By: Mark Fitzgerald
CEO John Paton unveiled Journal Register Co.’s first-ever profit-sharing plan Sunday, promising all employees a week’s pay if the company reaches $40 million in EBITDA (earnings before interest, taxes, depreciation and amortization) for the year.
In his blog, Paton also disclosed that the now-privately held Journal Register Co. set a goal of $6 million in EBITDA for the first quarter and actually hit $8.2 million.
“To hit the pay out we have to hit our corporate financial goals,” Paton wrote. “And we can’t do that unless we all do our jobs. You also need to know our financial goals and so – again for the first time in our history – we are letting the employees know exactly what those goals are. And how we are tracking to those goals.”
All JRC employees, including union-represented workers, are eligible for a profit-sharing payout, Paton added – with one exception.
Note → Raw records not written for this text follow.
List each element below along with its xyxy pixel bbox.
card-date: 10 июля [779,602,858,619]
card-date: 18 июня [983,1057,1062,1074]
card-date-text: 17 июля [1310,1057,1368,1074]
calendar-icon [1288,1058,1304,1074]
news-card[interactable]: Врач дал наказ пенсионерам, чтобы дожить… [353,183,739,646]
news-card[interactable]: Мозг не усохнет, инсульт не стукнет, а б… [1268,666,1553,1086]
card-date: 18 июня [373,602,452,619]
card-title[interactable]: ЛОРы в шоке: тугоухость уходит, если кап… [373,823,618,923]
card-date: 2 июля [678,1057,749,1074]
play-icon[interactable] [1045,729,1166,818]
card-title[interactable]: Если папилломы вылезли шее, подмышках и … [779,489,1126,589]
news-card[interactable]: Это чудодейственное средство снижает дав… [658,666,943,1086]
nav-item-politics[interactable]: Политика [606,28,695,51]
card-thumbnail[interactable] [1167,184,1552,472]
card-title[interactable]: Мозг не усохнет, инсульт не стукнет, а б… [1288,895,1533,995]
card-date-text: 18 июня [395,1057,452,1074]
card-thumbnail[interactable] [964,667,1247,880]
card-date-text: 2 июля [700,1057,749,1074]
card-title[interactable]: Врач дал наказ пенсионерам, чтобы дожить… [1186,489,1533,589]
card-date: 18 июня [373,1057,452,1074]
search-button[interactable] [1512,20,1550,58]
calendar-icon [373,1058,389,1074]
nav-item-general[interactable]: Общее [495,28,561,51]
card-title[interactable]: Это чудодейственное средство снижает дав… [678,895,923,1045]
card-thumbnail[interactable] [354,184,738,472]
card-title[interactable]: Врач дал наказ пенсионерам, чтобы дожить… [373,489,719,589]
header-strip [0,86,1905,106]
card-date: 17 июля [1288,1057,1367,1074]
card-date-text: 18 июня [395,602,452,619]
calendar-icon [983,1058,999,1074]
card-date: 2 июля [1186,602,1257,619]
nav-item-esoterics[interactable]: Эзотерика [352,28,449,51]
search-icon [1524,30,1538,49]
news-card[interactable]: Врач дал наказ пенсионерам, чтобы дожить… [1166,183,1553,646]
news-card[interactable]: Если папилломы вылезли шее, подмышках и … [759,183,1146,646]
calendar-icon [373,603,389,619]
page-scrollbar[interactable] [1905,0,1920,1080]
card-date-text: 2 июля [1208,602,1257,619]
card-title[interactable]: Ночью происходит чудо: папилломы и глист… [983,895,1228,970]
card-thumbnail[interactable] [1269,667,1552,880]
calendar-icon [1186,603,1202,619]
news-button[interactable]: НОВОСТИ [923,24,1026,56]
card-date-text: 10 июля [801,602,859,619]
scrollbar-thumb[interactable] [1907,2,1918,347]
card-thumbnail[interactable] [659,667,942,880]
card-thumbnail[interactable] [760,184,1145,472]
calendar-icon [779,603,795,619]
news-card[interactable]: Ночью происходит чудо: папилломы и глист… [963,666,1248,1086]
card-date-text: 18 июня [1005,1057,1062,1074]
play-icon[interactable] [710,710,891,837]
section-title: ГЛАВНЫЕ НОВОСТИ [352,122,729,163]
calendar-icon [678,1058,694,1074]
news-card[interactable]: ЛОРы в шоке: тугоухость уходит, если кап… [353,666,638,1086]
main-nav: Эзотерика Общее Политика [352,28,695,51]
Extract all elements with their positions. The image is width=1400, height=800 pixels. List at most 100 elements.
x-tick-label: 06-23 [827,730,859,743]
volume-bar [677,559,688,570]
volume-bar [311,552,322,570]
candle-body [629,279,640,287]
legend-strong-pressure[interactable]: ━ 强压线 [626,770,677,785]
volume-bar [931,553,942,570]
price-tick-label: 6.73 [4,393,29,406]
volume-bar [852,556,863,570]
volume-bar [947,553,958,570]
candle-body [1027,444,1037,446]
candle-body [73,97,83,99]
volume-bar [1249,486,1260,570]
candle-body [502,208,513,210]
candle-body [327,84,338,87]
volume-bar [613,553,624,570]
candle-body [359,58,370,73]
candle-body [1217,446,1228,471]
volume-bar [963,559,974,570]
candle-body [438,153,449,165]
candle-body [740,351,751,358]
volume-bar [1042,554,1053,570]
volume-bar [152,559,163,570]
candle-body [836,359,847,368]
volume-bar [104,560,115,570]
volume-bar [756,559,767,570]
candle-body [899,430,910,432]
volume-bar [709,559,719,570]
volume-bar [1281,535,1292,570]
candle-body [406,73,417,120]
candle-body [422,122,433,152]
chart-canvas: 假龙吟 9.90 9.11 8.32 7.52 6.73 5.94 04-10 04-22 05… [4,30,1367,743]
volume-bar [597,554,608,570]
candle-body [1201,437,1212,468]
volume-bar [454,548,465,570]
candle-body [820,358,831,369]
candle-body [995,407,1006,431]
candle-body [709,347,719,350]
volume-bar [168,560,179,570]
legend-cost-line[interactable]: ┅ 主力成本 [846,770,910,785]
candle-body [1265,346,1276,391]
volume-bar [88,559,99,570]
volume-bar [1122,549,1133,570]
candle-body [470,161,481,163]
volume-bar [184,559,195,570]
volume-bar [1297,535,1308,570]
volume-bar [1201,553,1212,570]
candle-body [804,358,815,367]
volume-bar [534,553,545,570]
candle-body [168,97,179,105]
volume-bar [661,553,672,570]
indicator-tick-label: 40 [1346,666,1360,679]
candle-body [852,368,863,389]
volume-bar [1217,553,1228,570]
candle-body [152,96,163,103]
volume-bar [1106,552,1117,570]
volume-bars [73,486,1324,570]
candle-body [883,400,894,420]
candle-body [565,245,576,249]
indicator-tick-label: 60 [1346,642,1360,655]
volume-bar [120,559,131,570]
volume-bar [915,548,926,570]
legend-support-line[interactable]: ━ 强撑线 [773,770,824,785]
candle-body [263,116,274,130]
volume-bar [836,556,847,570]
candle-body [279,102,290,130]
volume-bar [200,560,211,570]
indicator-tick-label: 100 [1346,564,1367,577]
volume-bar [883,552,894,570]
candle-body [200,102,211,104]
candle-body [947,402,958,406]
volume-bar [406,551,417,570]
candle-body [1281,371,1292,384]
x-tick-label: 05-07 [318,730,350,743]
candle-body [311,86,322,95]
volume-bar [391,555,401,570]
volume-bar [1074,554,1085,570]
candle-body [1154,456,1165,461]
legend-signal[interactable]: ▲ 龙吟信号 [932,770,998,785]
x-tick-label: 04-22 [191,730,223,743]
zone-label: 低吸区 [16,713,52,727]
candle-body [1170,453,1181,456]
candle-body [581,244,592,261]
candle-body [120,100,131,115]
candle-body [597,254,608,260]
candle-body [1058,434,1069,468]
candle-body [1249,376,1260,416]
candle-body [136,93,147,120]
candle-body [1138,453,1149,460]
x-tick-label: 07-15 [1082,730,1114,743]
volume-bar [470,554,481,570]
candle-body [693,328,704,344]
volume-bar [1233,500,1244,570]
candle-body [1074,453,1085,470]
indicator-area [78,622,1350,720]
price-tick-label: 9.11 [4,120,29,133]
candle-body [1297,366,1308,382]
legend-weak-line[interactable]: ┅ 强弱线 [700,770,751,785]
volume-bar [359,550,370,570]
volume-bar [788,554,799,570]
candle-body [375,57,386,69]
“There is, however, one group who will not be eligible to participate in the profit-sharing plan — senior executives,” he wrote. “Our senior corporate executives, including me, and our senior publishers, responsible for our clusters, are not eligible. Those folks, including me, already have a performance bonus component as part of their compensation. It’s enough already.”
Paton said employees will be updated on financial performance every quarter, with the profit-sharing payout based on the year-end audit completed around April 15. If EBITDA reaches at least $38 million but falls short of $40 million profit sharing will be paid out on a pro-rated basis.